Some final notes: why do I nitpick about “validation”?

The word “validation” and its relatives are used for a large set of different meanings, even in the Web context. There’s (officially!) a “CSS validator”, and there’s a commercial HTML checker that keeps calling itself “CSE validator” (despite being a checker that performs mixed operations, partly on a rather subjective basis), and “form validation” is commonly used about checking form data by some criteria, etc. So am I defending a lost cause when I say that “validation” and “validator” should be used as relating to SGML or XML validation only?

Maybe it is a lost cause. But we all lose then. Either we fall into confusion, or we use some other verbal expressions that serve the purpose of saying what we mean. That would mostly mean the alternative “SGML or XML validation”. This would be inferior to just using the word “validation”, so that e.g. “checking” would convey the general and vague idea. In particular, you would then choose carefully whether you say “SGML validation” or “XML validation” or perhaps “SGML or XML validation”, with an explanation of the difference between the two, which is not difficult except if you want to tell the truth.

Besides, in the XML context, it is essential to distinguish between two kinds of formal correctness, “well-formed” and “valid”. This makes it increasingly important to understand and to remember that in the markup context, the word “valid” and its relatives are technical terms, not to be confused with correctness in general.

But what about HTML5?

HTML5 is now a Candidate Recommendation from the W3C. HTML5 RC differs from the WHATWG “ HTML Living Standard. The latter is often called HTML5, too, and originally the two documents were close to each other, but they are diverging, and there is no public document on the differences now.

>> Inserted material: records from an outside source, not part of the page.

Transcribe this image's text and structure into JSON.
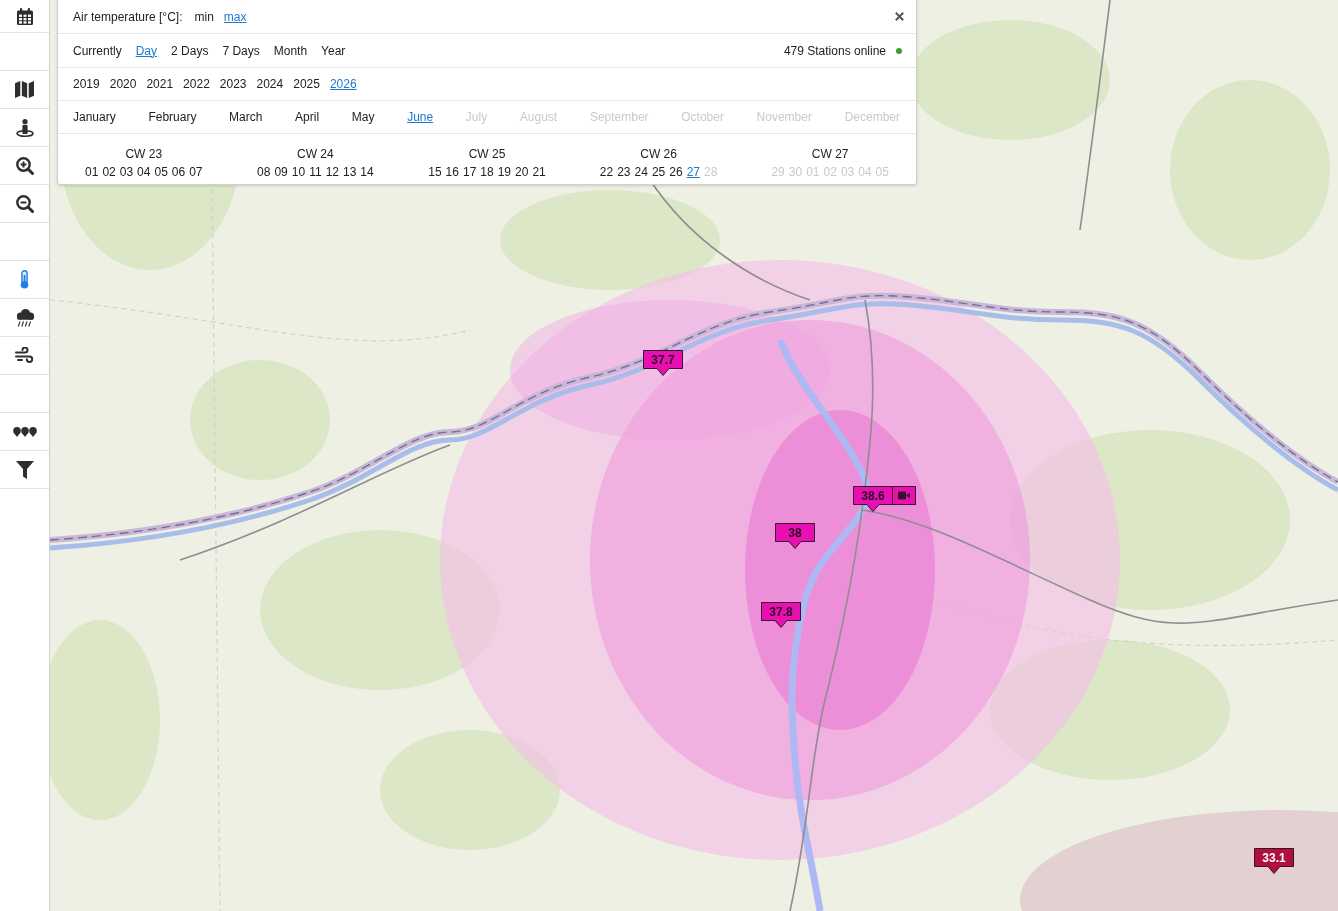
{
  "sidebar": {
    "groups": [
      {
        "items": [
          {
            "kind": "calendar",
            "selected": false
          }
        ]
      },
      {
        "items": [
          {
            "kind": "map",
            "selected": false
          },
          {
            "kind": "locate",
            "selected": false
          },
          {
            "kind": "zoom_in",
            "selected": false
          },
          {
            "kind": "zoom_out",
            "selected": false
          }
        ]
      },
      {
        "items": [
          {
            "kind": "temperature",
            "selected": true
          },
          {
            "kind": "precipitation",
            "selected": false
          },
          {
            "kind": "wind",
            "selected": false
          }
        ]
      },
      {
        "items": [
          {
            "kind": "stations",
            "selected": false
          },
          {
            "kind": "filter",
            "selected": false
          }
        ]
      }
    ]
  },
  "panel": {
    "title": "Air temperature [°C]:",
    "metrics": [
      {
        "label": "min",
        "selected": false
      },
      {
        "label": "max",
        "selected": true
      }
    ],
    "periods": [
      {
        "label": "Currently",
        "selected": false
      },
      {
        "label": "Day",
        "selected": true
      },
      {
        "label": "2 Days",
        "selected": false
      },
      {
        "label": "7 Days",
        "selected": false
      },
      {
        "label": "Month",
        "selected": false
      },
      {
        "label": "Year",
        "selected": false
      }
    ],
    "stations": {
      "label": "479 Stations online",
      "online": true
    },
    "years": [
      {
        "label": "2019",
        "selected": false
      },
      {
        "label": "2020",
        "selected": false
      },
      {
        "label": "2021",
        "selected": false
      },
      {
        "label": "2022",
        "selected": false
      },
      {
        "label": "2023",
        "selected": false
      },
      {
        "label": "2024",
        "selected": false
      },
      {
        "label": "2025",
        "selected": false
      },
      {
        "label": "2026",
        "selected": true
      }
    ],
    "months": [
      {
        "label": "January",
        "selected": false,
        "disabled": false
      },
      {
        "label": "February",
        "selected": false,
        "disabled": false
      },
      {
        "label": "March",
        "selected": false,
        "disabled": false
      },
      {
        "label": "April",
        "selected": false,
        "disabled": false
      },
      {
        "label": "May",
        "selected": false,
        "disabled": false
      },
      {
        "label": "June",
        "selected": true,
        "disabled": false
      },
      {
        "label": "July",
        "selected": false,
        "disabled": true
      },
      {
        "label": "August",
        "selected": false,
        "disabled": true
      },
      {
        "label": "September",
        "selected": false,
        "disabled": true
      },
      {
        "label": "October",
        "selected": false,
        "disabled": true
      },
      {
        "label": "November",
        "selected": false,
        "disabled": true
      },
      {
        "label": "December",
        "selected": false,
        "disabled": true
      }
    ],
    "weeks": [
      {
        "label": "CW 23",
        "days": [
          {
            "label": "01",
            "selected": false,
            "disabled": false
          },
          {
            "label": "02",
            "selected": false,
            "disabled": false
          },
          {
            "label": "03",
            "selected": false,
            "disabled": false
          },
          {
            "label": "04",
            "selected": false,
            "disabled": false
          },
          {
            "label": "05",
            "selected": false,
            "disabled": false
          },
          {
            "label": "06",
            "selected": false,
            "disabled": false
          },
          {
            "label": "07",
            "selected": false,
            "disabled": false
          }
        ]
      },
      {
        "label": "CW 24",
        "days": [
          {
            "label": "08",
            "selected": false,
            "disabled": false
          },
          {
            "label": "09",
            "selected": false,
            "disabled": false
          },
          {
            "label": "10",
            "selected": false,
            "disabled": false
          },
          {
            "label": "11",
            "selected": false,
            "disabled": false
          },
          {
            "label": "12",
            "selected": false,
            "disabled": false
          },
          {
            "label": "13",
            "selected": false,
            "disabled": false
          },
          {
            "label": "14",
            "selected": false,
            "disabled": false
          }
        ]
      },
      {
        "label": "CW 25",
        "days": [
          {
            "label": "15",
            "selected": false,
            "disabled": false
          },
          {
            "label": "16",
            "selected": false,
            "disabled": false
          },
          {
            "label": "17",
            "selected": false,
            "disabled": false
          },
          {
            "label": "18",
            "selected": false,
            "disabled": false
          },
          {
            "label": "19",
            "selected": false,
            "disabled": false
          },
          {
            "label": "20",
            "selected": false,
            "disabled": false
          },
          {
            "label": "21",
            "selected": false,
            "disabled": false
          }
        ]
      },
      {
        "label": "CW 26",
        "days": [
          {
            "label": "22",
            "selected": false,
            "disabled": false
          },
          {
            "label": "23",
            "selected": false,
            "disabled": false
          },
          {
            "label": "24",
            "selected": false,
            "disabled": false
          },
          {
            "label": "25",
            "selected": false,
            "disabled": false
          },
          {
            "label": "26",
            "selected": false,
            "disabled": false
          },
          {
            "label": "27",
            "selected": true,
            "disabled": false
          },
          {
            "label": "28",
            "selected": false,
            "disabled": true
          }
        ]
      },
      {
        "label": "CW 27",
        "days": [
          {
            "label": "29",
            "selected": false,
            "disabled": true
          },
          {
            "label": "30",
            "selected": false,
            "disabled": true
          },
          {
            "label": "01",
            "selected": false,
            "disabled": true
          },
          {
            "label": "02",
            "selected": false,
            "disabled": true
          },
          {
            "label": "03",
            "selected": false,
            "disabled": true
          },
          {
            "label": "04",
            "selected": false,
            "disabled": true
          },
          {
            "label": "05",
            "selected": false,
            "disabled": true
          }
        ]
      }
    ]
  },
  "map": {
    "markers": [
      {
        "value": "37.7",
        "color": "#e810b0",
        "webcam": false
      },
      {
        "value": "38.6",
        "color": "#e810b0",
        "webcam": true
      },
      {
        "value": "38",
        "color": "#e810b0",
        "webcam": false
      },
      {
        "value": "37.8",
        "color": "#e810b0",
        "webcam": false
      },
      {
        "value": "33.1",
        "color": "#b0103c",
        "webcam": false
      }
    ]
  }
}
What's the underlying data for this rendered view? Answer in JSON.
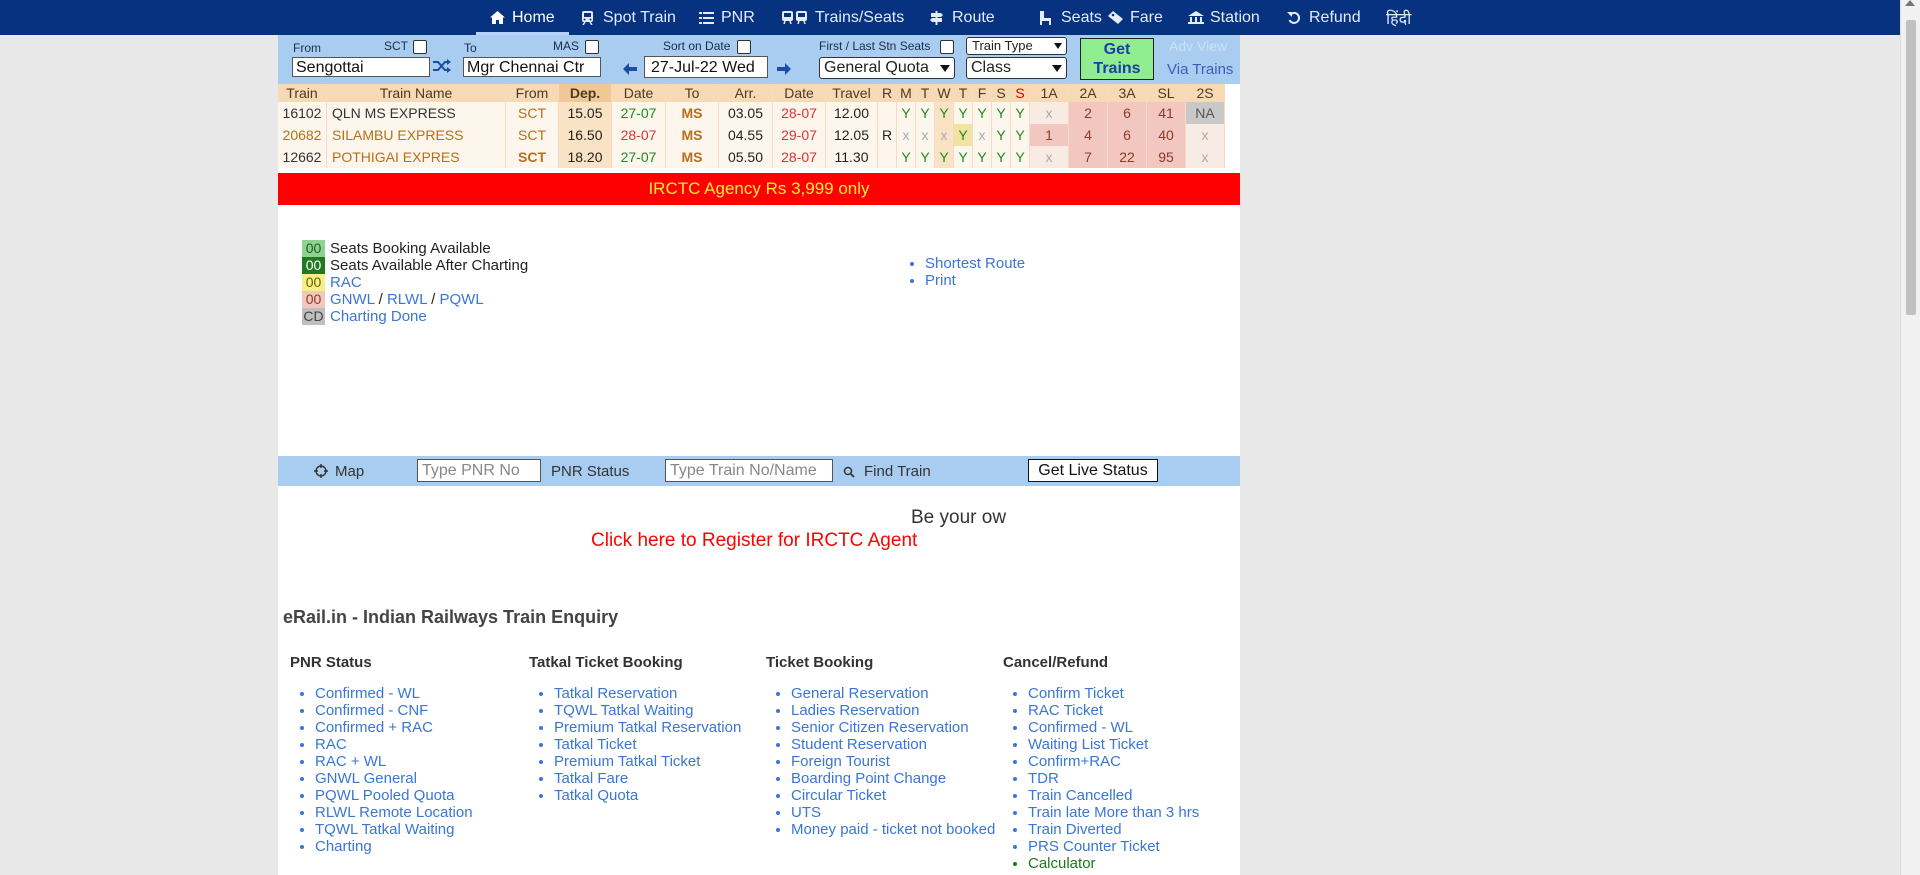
{
  "nav": {
    "items": [
      {
        "label": "Home",
        "icon": "home-icon"
      },
      {
        "label": "Spot Train",
        "icon": "train-icon"
      },
      {
        "label": "PNR",
        "icon": "list-icon"
      },
      {
        "label": "Trains/Seats",
        "icon": "trains-icon"
      },
      {
        "label": "Route",
        "icon": "signpost-icon"
      },
      {
        "label": "Seats",
        "icon": "seat-icon"
      },
      {
        "label": "Fare",
        "icon": "ticket-icon"
      },
      {
        "label": "Station",
        "icon": "station-icon"
      },
      {
        "label": "Refund",
        "icon": "undo-icon"
      },
      {
        "label": "हिंदी",
        "icon": ""
      }
    ]
  },
  "form": {
    "from_label": "From",
    "from_code": "SCT",
    "from_value": "Sengottai",
    "to_label": "To",
    "to_code": "MAS",
    "to_value": "Mgr Chennai Ctr",
    "sort_label": "Sort on Date",
    "date_value": "27-Jul-22 Wed",
    "first_last_label": "First / Last Stn Seats",
    "quota_value": "General Quota",
    "train_type_value": "Train Type",
    "class_value": "Class",
    "get_trains_line1": "Get",
    "get_trains_line2": "Trains",
    "adv_view": "Adv View",
    "via_trains": "Via Trains"
  },
  "results": {
    "headers": [
      "Train",
      "Train Name",
      "From",
      "Dep.",
      "Date",
      "To",
      "Arr.",
      "Date",
      "Travel",
      "R",
      "M",
      "T",
      "W",
      "T",
      "F",
      "S",
      "S",
      "1A",
      "2A",
      "3A",
      "SL",
      "2S"
    ],
    "rows": [
      {
        "train": "16102",
        "name": "QLN MS EXPRESS",
        "from": "SCT",
        "dep": "15.05",
        "dep_date": "27-07",
        "to": "MS",
        "arr": "03.05",
        "arr_date": "28-07",
        "travel": "12.00",
        "r": "",
        "days": [
          "Y",
          "Y",
          "Y",
          "Y",
          "Y",
          "Y",
          "Y"
        ],
        "c1a": "x",
        "c2a": "2",
        "c3a": "6",
        "csl": "41",
        "c2s": "NA"
      },
      {
        "train": "20682",
        "name": "SILAMBU EXPRESS",
        "from": "SCT",
        "dep": "16.50",
        "dep_date": "28-07",
        "to": "MS",
        "arr": "04.55",
        "arr_date": "29-07",
        "travel": "12.05",
        "r": "R",
        "days": [
          "x",
          "x",
          "x",
          "Y",
          "x",
          "Y",
          "Y"
        ],
        "c1a": "1",
        "c2a": "4",
        "c3a": "6",
        "csl": "40",
        "c2s": "x"
      },
      {
        "train": "12662",
        "name": "POTHIGAI EXPRES",
        "from": "SCT",
        "dep": "18.20",
        "dep_date": "27-07",
        "to": "MS",
        "arr": "05.50",
        "arr_date": "28-07",
        "travel": "11.30",
        "r": "",
        "days": [
          "Y",
          "Y",
          "Y",
          "Y",
          "Y",
          "Y",
          "Y"
        ],
        "c1a": "x",
        "c2a": "7",
        "c3a": "22",
        "csl": "95",
        "c2s": "x"
      }
    ]
  },
  "banner": "IRCTC Agency Rs 3,999 only",
  "legend": [
    {
      "badge": "00",
      "text": "Seats Booking Available",
      "badge_bg": "#8fd18f",
      "badge_fg": "#1d5e1d",
      "link": false
    },
    {
      "badge": "00",
      "text": "Seats Available After Charting",
      "badge_bg": "#1f7a1f",
      "badge_fg": "#ffffff",
      "link": false
    },
    {
      "badge": "00",
      "text": "RAC",
      "badge_bg": "#f3f08a",
      "badge_fg": "#6b6300",
      "link": true
    },
    {
      "badge": "00",
      "text_parts": [
        "GNWL",
        " / ",
        "RLWL",
        " / ",
        "PQWL"
      ],
      "badge_bg": "#f2c7bf",
      "badge_fg": "#8a3a2a",
      "link": true
    },
    {
      "badge": "CD",
      "text": "Charting Done",
      "badge_bg": "#bfbfbf",
      "badge_fg": "#444",
      "link": true
    }
  ],
  "side_links": [
    "Shortest Route",
    "Print"
  ],
  "tools": {
    "map_label": "Map",
    "pnr_placeholder": "Type PNR No",
    "pnr_status": "PNR Status",
    "train_placeholder": "Type Train No/Name",
    "find_train": "Find Train",
    "live_status": "Get Live Status"
  },
  "promo": {
    "marquee_text": "Be your ow",
    "register_link": "Click here to Register for IRCTC Agent"
  },
  "site_heading": "eRail.in - Indian Railways Train Enquiry",
  "sections": [
    {
      "title": "PNR Status",
      "links": [
        "Confirmed - WL",
        "Confirmed - CNF",
        "Confirmed + RAC",
        "RAC",
        "RAC + WL",
        "GNWL General",
        "PQWL Pooled Quota",
        "RLWL Remote Location",
        "TQWL Tatkal Waiting",
        "Charting"
      ]
    },
    {
      "title": "Tatkal Ticket Booking",
      "links": [
        "Tatkal Reservation",
        "TQWL Tatkal Waiting",
        "Premium Tatkal Reservation",
        "Tatkal Ticket",
        "Premium Tatkal Ticket",
        "Tatkal Fare",
        "Tatkal Quota"
      ]
    },
    {
      "title": "Ticket Booking",
      "links": [
        "General Reservation",
        "Ladies Reservation",
        "Senior Citizen Reservation",
        "Student Reservation",
        "Foreign Tourist",
        "Boarding Point Change",
        "Circular Ticket",
        "UTS",
        "Money paid - ticket not booked"
      ]
    },
    {
      "title": "Cancel/Refund",
      "links": [
        "Confirm Ticket",
        "RAC Ticket",
        "Confirmed - WL",
        "Waiting List Ticket",
        "Confirm+RAC",
        "TDR",
        "Train Cancelled",
        "Train late More than 3 hrs",
        "Train Diverted",
        "PRS Counter Ticket",
        "Calculator"
      ]
    }
  ],
  "colors": {
    "nav_bg": "#06327f",
    "form_bg": "#a9cdf0",
    "banner_bg": "#ff0000",
    "banner_fg": "#ffeb3b",
    "link": "#3a76d6",
    "calculator": "#1a7a1a",
    "register": "#ff0000"
  }
}
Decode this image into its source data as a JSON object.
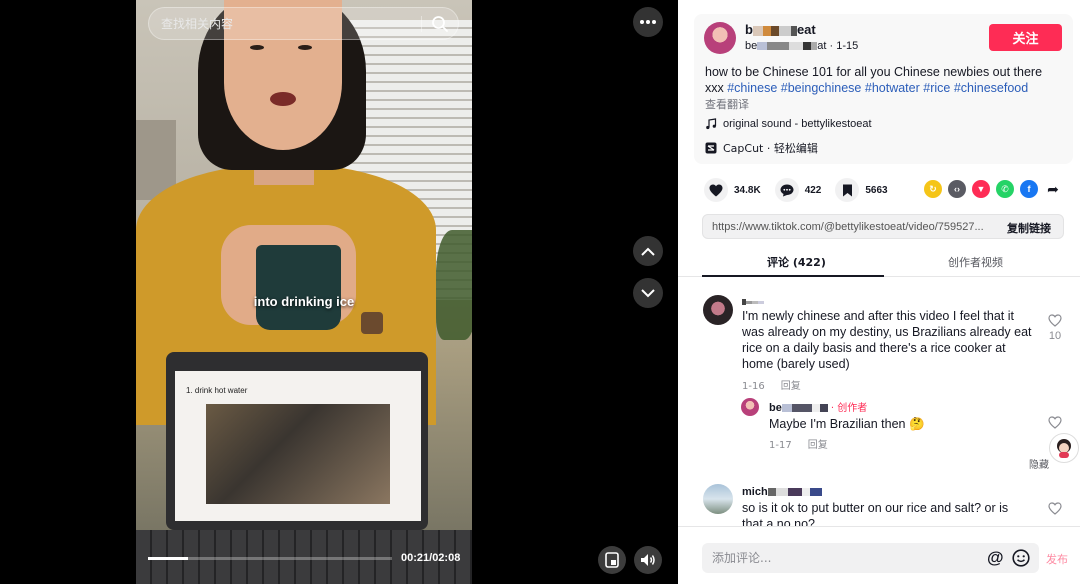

HTML5 is neither SGML-based nor XML-based, though allows a syntactic form that conforms to XML rules and is sometimes called XHTML5. HTML5 has its own syntax rules described in prose, which is rather technical and even formal, but not DTD-based. It is also rather impractical to try to defined a DTD for it, as my attempt at an HTML5 DTD shows: too many limitations, too tricky, and the DTD would need to be so permissive that many syntax errors would go uncaught.

So no validation for HTML5. Yet, both validator.nu and validator.w3.org perform “HTML5 validation” (in addition to validating HTML). The point is that these programs, which are closely interconnected but differ in a manner that has not been publicly documented, are really polymorphic: when a document is submitted to them as HTML5, they switch to a completely different mode of operation. This means checking the syntax by HTML5 rules, quite independently of any DTD.

There is no published document of the specific variant(s) of HTML5 that they check against. But it seems that they try use the HTML 5.1 Nightly as the basis but are not really synchronized with it.

This means that a document may get the congratulations “This document was successfully checked as HTML5!” today and the message “Errors found while checking this document as HTML5!” tomorrow, just because someone changed the rules.